Report: Depression under federalization

Wednesday, 12 November 2008 00:00 By Junhan B. Todeno - Variety News Staff

UNDER a federalized immigration system, the CNMI economy will lose approximately 44 percent of its real gross domestic product, 60 percent of its jobs, and 45 percent of its real personal income by 2015, according to a report commissioned by the governor.

“Unequivocally, this is a depression of great magnitude. It is equivalent to turning back the clock for the CNMI economy to 1985,” stated the report which was funded by a grant from the Office of Insular Affairs of the U.S. Department of the Interior.

Malcolm D. McPhee & Associates and Dick Conway, an economic development and research services based in Sequin, Washington, submitted the report on Oct. 31 to Gov. Benigno R. Fitial and to U.S. Interior Secretary Dirk Kempthorne.

Fitial has sued the federal government to prevent the implementation of the federalization law in June 2009.

Garment factories

According to the report, the demise of the local garment industry, which cannot compete with China’s cheap labor, resulted in the lost of more than 11,000 jobs in the CNMI.

In 2007, total employment fell by 35.6 percent drop from 2004.

In a short span of three years, the CNMI lost one-third of its economy, one that took more than 20 years to build, the report said.

Federalization, the report added, will compound the CNMI’s economic woes.

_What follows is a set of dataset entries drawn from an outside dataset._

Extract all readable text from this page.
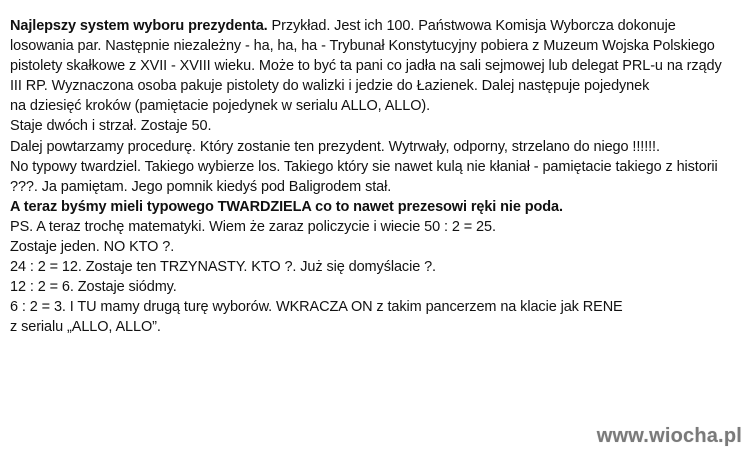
Najlepszy system wyboru prezydenta. Przykład. Jest ich 100. Państwowa Komisja Wyborcza dokonuje
losowania par. Następnie niezależny - ha, ha, ha - Trybunał Konstytucyjny pobiera z Muzeum Wojska Polskiego
pistolety skałkowe z XVII - XVIII wieku. Może to być ta pani co jadła na sali sejmowej lub delegat PRL-u na rządy
III RP. Wyznaczona osoba pakuje pistolety do walizki i jedzie do Łazienek. Dalej następuje pojedynek
na dziesięć kroków (pamiętacie pojedynek w serialu ALLO, ALLO).
Staje dwóch i strzał. Zostaje 50.
Dalej powtarzamy procedurę. Który zostanie ten prezydent. Wytrwały, odporny, strzelano do niego !!!!!!.
No typowy twardziel. Takiego wybierze los. Takiego który sie nawet kulą nie kłaniał - pamiętacie takiego z historii
???. Ja pamiętam. Jego pomnik kiedyś pod Baligrodem stał.
A teraz byśmy mieli typowego TWARDZIELA co to nawet prezesowi ręki nie poda.
PS. A teraz trochę matematyki. Wiem że zaraz policzycie i wiecie 50 : 2 = 25.
Zostaje jeden. NO KTO ?.
24 : 2 = 12. Zostaje ten TRZYNASTY. KTO ?. Już się domyślacie ?.
12 : 2 = 6. Zostaje siódmy.
6 : 2 = 3. I TU mamy drugą turę wyborów. WKRACZA ON z takim pancerzem na klacie jak RENE
z serialu „ALLO, ALLO”.
www.wiocha.pl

“The immigration measure could prove troublesome for the visitor industry, now the CNMI’s only driving force is the economy, because about 70 percent of its workers are non-U.S. citizens,” the report added.

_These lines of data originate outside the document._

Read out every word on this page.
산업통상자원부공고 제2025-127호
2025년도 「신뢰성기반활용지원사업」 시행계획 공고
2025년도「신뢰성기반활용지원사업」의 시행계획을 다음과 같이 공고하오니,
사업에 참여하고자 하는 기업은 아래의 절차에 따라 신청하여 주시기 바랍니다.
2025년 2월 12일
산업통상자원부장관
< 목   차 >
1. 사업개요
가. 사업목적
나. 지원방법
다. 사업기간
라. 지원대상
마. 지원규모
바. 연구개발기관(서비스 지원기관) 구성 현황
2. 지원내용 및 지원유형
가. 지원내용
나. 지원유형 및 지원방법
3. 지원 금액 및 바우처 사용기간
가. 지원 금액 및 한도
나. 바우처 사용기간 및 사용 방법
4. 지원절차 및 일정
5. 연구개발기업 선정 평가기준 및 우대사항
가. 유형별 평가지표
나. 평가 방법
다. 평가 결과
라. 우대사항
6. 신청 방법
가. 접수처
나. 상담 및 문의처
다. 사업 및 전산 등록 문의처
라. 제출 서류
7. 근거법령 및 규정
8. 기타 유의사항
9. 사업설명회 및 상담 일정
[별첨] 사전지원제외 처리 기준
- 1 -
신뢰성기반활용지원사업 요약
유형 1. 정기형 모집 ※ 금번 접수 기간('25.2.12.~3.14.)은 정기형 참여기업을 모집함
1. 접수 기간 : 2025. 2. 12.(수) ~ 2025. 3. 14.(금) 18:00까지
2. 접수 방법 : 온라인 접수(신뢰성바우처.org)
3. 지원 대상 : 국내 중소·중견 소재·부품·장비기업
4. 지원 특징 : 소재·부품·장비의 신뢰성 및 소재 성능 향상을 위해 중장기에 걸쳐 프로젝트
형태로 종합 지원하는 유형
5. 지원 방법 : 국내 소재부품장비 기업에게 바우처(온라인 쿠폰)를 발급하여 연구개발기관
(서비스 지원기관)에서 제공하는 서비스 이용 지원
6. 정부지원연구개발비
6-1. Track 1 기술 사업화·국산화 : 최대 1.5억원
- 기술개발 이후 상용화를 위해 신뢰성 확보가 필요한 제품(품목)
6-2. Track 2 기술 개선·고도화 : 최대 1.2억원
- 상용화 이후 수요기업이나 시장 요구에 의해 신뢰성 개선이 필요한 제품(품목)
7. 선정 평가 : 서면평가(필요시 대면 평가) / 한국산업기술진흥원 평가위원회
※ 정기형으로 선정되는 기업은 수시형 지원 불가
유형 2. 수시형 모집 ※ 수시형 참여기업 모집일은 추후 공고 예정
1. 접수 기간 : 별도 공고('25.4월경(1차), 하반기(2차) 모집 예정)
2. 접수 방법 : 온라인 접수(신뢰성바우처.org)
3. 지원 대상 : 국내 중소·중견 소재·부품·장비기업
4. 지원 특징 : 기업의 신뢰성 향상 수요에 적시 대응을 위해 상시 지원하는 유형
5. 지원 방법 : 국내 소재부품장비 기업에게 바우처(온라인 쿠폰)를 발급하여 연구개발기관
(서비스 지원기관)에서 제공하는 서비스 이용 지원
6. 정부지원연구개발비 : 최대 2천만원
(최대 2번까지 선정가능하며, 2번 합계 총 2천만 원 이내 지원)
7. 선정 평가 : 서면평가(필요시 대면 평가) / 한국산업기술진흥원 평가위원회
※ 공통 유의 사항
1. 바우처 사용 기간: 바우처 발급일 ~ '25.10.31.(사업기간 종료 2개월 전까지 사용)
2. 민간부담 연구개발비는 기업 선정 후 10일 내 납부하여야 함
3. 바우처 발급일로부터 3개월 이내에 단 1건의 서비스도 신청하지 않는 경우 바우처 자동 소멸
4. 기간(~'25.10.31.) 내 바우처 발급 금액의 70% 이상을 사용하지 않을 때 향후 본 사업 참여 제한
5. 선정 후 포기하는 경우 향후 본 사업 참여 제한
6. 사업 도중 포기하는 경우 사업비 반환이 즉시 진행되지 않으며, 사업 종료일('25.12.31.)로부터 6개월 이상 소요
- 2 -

“The outlook for the CNMI economy is bleak.”

According to the report, the last garment factory is expected to close in 2009, and the visitor industry, after one or two good years, will have to grapple with a declining workforce as foreign workers are forced to leave the islands under the federalization law.

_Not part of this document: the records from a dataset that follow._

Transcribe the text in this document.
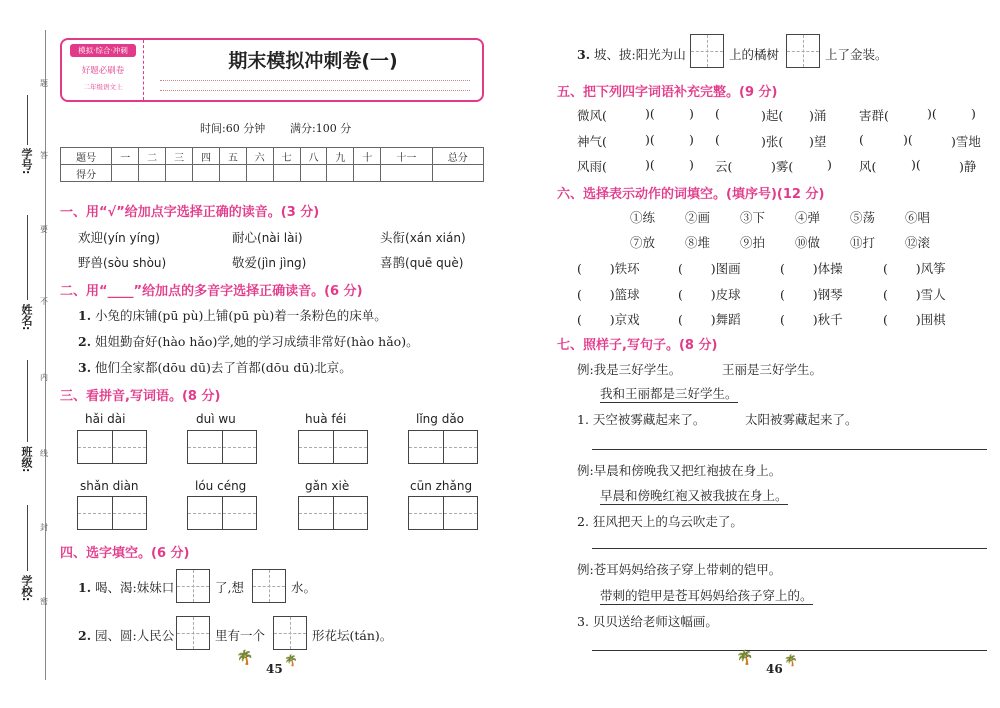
学号:
姓名:
班级:
学校:
题
答
要
不
内
线
封
密
模拟·综合·冲刺
好题必刷卷
二年级语文上
期末模拟冲刺卷(一)
时间:60 分钟 满分:100 分
题号	一	二	三	四	五	六	七	八	九	十	十一	总分
得分												
一、用“√”给加点字选择正确的读音。(3 分)
欢迎(yín yíng)	耐心(nài lài)	头衔(xán xián)
野兽(sòu shòu)	敬爱(jìn jìng)	喜鹊(quē què)
二、用“____”给加点的多音字选择正确读音。(6 分)
1. 小兔的床铺(pū pù)上铺(pū pù)着一条粉色的床单。
2. 姐姐勤奋好(hào hǎo)学,她的学习成绩非常好(hào hǎo)。
3. 他们全家都(dōu dū)去了首都(dōu dū)北京。
三、看拼音,写词语。(8 分)
hǎi dài	duì wu	huà féi	lǐng dǎo
shǎn diàn	lóu céng	gǎn xiè	cūn zhǎng
四、选字填空。(6 分)
1. 喝、渴:妹妹口	了,想	水。
2. 园、圆:人民公	里有一个	形花坛(tán)。
🌴
45
🌴
3. 坡、披:阳光为山	上的橘树	上了金装。
五、把下列四字词语补充完整。(9 分)
微风(	)(	) (	)起( )涌	害群(	)(	)
神气(	)(	) (	)张( )望	(	)(	)雪地
风雨(	)(	) 云(	)雾(	) 风(	)(	)静
六、选择表示动作的词填空。(填序号)(12 分)
①练 ②画 ③下 ④弹 ⑤荡 ⑥唱
⑦放 ⑧堆 ⑨拍 ⑩做 ⑪打 ⑫滚
(       )铁环	(       )图画	(       )体操	(       )风筝
(       )篮球	(       )皮球	(       )钢琴	(       )雪人
(       )京戏	(       )舞蹈	(       )秋千	(       )围棋
七、照样子,写句子。(8 分)
例:我是三好学生。	王丽是三好学生。
我和王丽都是三好学生。
1. 天空被雾藏起来了。	太阳被雾藏起来了。
例:早晨和傍晚我又把红袍披在身上。
早晨和傍晚红袍又被我披在身上。
2. 狂风把天上的乌云吹走了。
例:苍耳妈妈给孩子穿上带刺的铠甲。
带刺的铠甲是苍耳妈妈给孩子穿上的。
3. 贝贝送给老师这幅画。
🌴
46
🌴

“Even if local residents are willing to take the low wage jobs in hotels, restaurants, and retail stores — an assumption with little basis in past experience — the visitor industry will face a labor shortage,” the report said.

Recommendation

The report recommends the repeal of the federal statutes extending the U.S. minimum wage and immigration laws to the CNMI.

The CNMI, it added, should also seek federal assistance to small investors, and consider amending its Covenant with the U.S.

The CNMI, the report said, needs a law that recognizes the realities of its current economic situation and provides the necessary tools for recovery.

Future scenarios

The report said under the best of circumstances, business revenue and employment in the visitor industry will likely decline by 20 percent between 2010 and 2015.

Short of spending tens of millions of dollars to shore up education, healthcare, and other government functions, there is little that can be done to improve the local economy, the report stated.

Federalization, it added, will drive up production cost and cap the supply of labor in the CNMI economy — this will preclude any meaningful economic development in the future.

In contrast, the report stated, the return of reasonable local control over immigration and the minimum wage will allow the visitor industry to expand, making up for some of the jobs lost during the downturn of the apparel industry.

Labor mobility is just as essential to economic development and growth as is the mobility of capital, goods and services, and technology, the report stated.

“It might be said that the quicker way to ruin a small isolated island economy and prevent any real chance of recovery is to cut off its supply of labor,” the report added.